If he cleaned up his act, if he quit the drugs, he'd let him help out on cases.

Sherlock had got a glimmer in those sunken, drug-addled eyes, and Lestrade had, had no idea in a few short months time, it would evolve from Lestrade helping out a guy squandering his talents, to Lestrade relying on Sherlock when he could not crack the case. He had replaced Heroin with solving crimes and mysteries and bullying the forensics team into letting him take home fingers and inevitably, entire heads. Replaced the drugs with nicotine patches and making fun of Anderson's intelligence.

He'd said once, to John Watson, that if they were lucky Sherlock Holmes could be a good man.

He'd always been a great one, and Lestrade had been pretty sure that Watson had been paving the way for Sherlock to become a good one... if not a very good one. He'd been learning tact, had shown legitimate affection for human beings, had shown... emotion of all things. Real emotion, not the falsified tears he sent towards mourners in order to gather information.

Greg Lestrade stood at Sherlock Holmes' grave, and thought about how he'd known the man five years, relied on him, trusted him, thought of him as an incredibly irksome but still somehow morbidly lovable little brother. (Or maybe it was more like cousin?)

Nevertheless, they'd had a kind of connection.

And Greg had let the connection weaken and falter with doubt and uncertainty.

Sherlock had been telling him for years not to listen to a word Donovan or Anderson said, and he had gone and listened, let the doubt be planted in his skull.

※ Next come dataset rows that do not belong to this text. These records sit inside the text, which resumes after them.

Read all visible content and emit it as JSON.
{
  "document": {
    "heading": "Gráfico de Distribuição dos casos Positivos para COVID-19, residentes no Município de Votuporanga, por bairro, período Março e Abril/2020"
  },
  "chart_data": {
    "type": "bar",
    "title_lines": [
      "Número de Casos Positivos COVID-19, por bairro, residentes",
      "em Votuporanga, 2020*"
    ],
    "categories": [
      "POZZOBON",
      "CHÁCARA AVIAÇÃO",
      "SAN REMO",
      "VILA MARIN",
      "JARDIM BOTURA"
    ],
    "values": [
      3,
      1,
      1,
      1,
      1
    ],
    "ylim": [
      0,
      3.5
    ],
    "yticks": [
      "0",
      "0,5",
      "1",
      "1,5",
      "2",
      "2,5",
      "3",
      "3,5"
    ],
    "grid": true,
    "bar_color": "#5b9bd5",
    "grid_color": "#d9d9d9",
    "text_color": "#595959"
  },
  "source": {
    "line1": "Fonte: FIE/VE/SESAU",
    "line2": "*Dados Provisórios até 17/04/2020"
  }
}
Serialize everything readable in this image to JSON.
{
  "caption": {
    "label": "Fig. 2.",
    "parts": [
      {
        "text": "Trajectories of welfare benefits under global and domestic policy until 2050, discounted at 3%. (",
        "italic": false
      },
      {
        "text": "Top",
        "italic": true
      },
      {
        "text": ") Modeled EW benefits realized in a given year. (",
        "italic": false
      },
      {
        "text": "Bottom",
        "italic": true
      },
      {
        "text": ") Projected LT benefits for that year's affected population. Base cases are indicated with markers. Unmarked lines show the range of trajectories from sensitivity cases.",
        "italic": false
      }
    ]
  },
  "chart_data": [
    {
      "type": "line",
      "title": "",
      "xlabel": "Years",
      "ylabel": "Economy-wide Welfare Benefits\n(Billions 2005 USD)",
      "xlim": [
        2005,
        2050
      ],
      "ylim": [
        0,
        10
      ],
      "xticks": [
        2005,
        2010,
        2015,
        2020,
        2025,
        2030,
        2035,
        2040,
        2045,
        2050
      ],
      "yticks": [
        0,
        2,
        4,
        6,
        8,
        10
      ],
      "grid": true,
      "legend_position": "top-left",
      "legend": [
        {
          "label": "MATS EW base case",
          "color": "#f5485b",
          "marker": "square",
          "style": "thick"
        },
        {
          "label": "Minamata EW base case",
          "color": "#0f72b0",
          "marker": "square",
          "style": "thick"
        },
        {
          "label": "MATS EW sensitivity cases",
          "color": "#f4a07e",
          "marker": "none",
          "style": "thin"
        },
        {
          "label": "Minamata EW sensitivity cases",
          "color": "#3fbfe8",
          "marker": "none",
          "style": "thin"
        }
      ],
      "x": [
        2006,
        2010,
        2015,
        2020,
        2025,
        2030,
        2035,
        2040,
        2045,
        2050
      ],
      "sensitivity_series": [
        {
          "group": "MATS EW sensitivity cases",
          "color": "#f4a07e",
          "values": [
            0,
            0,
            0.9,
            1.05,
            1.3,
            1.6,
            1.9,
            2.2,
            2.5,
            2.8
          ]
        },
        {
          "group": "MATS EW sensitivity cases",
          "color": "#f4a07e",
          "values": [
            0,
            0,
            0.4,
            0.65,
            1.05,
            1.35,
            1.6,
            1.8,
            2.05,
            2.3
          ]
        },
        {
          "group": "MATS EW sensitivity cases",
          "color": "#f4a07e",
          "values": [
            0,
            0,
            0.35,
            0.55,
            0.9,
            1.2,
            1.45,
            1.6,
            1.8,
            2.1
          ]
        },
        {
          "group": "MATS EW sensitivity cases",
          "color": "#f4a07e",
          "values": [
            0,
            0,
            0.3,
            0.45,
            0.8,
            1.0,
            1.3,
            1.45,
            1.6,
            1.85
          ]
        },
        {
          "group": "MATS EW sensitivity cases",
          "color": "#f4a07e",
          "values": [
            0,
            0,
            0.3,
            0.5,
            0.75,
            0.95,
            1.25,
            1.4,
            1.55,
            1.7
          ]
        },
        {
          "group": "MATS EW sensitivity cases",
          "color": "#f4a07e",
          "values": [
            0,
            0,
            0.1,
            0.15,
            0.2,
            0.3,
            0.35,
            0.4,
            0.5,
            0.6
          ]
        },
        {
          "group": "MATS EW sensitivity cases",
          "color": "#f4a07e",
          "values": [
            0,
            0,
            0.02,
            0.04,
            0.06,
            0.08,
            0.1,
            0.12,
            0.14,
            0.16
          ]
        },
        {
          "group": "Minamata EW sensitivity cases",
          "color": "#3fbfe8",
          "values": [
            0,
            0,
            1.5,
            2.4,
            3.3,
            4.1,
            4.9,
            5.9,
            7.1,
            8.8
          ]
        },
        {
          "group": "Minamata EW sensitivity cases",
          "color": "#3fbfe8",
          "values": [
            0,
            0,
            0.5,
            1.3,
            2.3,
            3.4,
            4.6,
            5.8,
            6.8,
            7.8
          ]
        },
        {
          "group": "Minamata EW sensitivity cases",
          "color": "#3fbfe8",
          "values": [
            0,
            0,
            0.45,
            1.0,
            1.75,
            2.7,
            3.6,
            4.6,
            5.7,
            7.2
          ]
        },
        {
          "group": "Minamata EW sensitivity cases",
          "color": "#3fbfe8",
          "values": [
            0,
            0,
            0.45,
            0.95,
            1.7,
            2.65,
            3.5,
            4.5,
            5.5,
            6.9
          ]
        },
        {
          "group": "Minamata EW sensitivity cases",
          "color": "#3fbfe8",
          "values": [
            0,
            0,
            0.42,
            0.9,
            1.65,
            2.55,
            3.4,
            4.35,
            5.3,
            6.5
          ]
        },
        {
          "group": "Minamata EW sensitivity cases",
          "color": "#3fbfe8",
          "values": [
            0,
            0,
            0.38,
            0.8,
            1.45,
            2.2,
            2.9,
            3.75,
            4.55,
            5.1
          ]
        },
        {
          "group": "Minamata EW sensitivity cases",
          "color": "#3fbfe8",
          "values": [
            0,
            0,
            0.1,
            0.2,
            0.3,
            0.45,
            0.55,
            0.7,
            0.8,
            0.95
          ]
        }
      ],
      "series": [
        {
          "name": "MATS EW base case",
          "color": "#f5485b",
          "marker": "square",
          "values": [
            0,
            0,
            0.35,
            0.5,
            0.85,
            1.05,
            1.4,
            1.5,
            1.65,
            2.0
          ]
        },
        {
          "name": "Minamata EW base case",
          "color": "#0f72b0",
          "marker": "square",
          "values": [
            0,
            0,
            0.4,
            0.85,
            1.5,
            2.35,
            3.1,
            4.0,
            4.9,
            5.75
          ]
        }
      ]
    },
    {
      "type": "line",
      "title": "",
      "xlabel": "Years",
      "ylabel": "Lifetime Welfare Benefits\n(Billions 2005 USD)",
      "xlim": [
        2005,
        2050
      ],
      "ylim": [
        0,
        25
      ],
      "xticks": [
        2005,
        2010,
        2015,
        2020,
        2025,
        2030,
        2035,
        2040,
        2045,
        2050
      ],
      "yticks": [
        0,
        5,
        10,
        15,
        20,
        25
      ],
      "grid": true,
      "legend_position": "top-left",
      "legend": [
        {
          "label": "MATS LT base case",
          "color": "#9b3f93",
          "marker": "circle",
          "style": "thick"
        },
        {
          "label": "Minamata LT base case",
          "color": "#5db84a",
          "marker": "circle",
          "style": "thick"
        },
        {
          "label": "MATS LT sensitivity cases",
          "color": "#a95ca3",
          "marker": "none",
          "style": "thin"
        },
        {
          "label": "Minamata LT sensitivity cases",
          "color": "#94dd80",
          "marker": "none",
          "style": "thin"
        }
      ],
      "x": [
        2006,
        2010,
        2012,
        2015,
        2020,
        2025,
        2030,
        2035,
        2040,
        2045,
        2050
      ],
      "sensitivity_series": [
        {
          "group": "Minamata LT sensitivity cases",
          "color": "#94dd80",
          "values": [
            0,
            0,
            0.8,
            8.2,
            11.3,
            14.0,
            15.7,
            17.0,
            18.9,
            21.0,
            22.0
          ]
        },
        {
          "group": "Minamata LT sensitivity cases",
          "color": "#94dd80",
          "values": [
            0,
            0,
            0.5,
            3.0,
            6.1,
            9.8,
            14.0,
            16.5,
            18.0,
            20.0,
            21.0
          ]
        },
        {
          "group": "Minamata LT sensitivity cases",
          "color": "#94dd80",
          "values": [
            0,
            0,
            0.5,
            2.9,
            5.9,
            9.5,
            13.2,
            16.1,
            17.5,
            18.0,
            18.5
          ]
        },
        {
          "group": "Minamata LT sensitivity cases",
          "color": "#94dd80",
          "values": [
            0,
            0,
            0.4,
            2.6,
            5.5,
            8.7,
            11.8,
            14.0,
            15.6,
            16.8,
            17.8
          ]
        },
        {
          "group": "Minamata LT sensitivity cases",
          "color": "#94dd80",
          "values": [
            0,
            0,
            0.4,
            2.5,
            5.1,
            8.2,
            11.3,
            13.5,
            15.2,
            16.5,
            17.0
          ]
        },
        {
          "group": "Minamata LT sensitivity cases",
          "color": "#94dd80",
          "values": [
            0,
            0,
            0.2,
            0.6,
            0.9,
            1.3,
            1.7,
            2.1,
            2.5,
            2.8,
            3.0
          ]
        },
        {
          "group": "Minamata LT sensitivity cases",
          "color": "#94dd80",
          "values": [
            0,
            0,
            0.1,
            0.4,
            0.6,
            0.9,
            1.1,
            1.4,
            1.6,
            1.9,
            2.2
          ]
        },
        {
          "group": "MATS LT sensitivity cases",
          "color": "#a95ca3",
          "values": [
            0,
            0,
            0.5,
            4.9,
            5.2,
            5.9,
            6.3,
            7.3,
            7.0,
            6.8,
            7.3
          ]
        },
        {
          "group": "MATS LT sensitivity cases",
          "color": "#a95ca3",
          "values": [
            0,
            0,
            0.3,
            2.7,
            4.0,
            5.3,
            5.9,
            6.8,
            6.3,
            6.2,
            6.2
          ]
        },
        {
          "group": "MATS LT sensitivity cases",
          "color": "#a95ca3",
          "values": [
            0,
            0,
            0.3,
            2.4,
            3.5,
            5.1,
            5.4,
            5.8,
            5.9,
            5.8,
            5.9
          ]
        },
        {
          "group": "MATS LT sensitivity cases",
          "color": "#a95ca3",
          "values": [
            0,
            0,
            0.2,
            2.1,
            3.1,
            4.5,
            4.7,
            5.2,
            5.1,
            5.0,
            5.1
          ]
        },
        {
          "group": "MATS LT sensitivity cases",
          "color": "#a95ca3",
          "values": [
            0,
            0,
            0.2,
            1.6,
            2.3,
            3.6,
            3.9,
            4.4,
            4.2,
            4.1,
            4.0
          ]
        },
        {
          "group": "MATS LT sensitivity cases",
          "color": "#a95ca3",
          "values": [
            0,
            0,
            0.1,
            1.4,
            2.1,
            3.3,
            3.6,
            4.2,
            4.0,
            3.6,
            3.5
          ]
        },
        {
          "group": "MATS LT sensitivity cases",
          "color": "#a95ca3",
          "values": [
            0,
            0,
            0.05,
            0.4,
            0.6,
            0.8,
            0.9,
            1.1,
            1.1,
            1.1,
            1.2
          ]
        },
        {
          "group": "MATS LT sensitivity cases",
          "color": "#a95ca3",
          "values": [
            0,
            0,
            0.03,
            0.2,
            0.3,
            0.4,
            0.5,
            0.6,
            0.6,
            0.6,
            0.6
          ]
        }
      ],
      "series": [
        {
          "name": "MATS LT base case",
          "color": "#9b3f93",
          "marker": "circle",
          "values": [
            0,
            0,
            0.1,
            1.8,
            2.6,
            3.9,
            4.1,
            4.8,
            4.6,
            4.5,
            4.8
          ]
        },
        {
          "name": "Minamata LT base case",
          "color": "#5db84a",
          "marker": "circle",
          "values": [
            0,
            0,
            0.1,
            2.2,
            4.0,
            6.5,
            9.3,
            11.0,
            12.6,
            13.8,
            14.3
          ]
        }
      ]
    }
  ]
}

Grimacing, he popped the top off the whiskey and took a swig, dumping some out on Sherlock's grave as an afterthought.

("Whiskey's a mourner's drink, Greggy, that's why Daddy put it on Gran's plot." he could hear his mother speaking at the back of his head.)

The last thing he'd done, the last time he'd seen Sherlock Holmes, he'd been arresting him, proving his doubt.

How could he ever forgive himself for doing that? For condemning an innocent man? He'd dedicated his life to making sure it was the innocent who were unharmed and here he was, standing at his friend's grave. He'd had a hand in the events, he may not have been the catalyst or the direct cause, but he'd played his part.

And here he was.

He took another swig of the whiskey, stoppered it, and tucked it snugly at the base of the gravestone. He didn't know if Sherlock was a drinker or not, but it felt right to leave it there for some reason. He ran his hands over his face and heaved out a sigh that he felt could shake the ground.

"Know you'd say this was dumb," he muttered. "Talking to a lump of granite or whatever stone you've got here. But if I don't say it it'll haunt me- guess I'm pretty selfish then, aren't I?"

There was no response but Greg didn't expect one.

"Anyway, for the record; Sorry. I am sorry, about doubting you. Known you long enough now, you don't doubt Sherlock Holmes, but I did. Guess I learned the hard way, didn't I, mate? Shit."

He stood for another few moments, then added a final message to his apology.

"Hope wherever you are, wherever you ended up, you've got plenty of really ridiculous cases to solve, alright? Give the devil a run for his money, won't you? Hell, you'd do it even if I didn't say it, probably go right on off and tell Lucifer what he had for lunch three weeks ago."

The thought of Sherlock Holmes facing off with the devil gave him an oddly satisfied feeling, like somewhere in the depths of Hell Holmes was having the time of his... life.

Quietly, Greg Lestrade turned on his heel and walked out of the cemetery, a little slower than before.

Some yards away, from behind the statue of an Angel, a tall, slender figure in a hood and long black coat slithered from it's hiding spot, and approached the grave.

It stooped, took the bottle, and disappeared from the graveyard, leaving only the echoing swish of a long overcoat.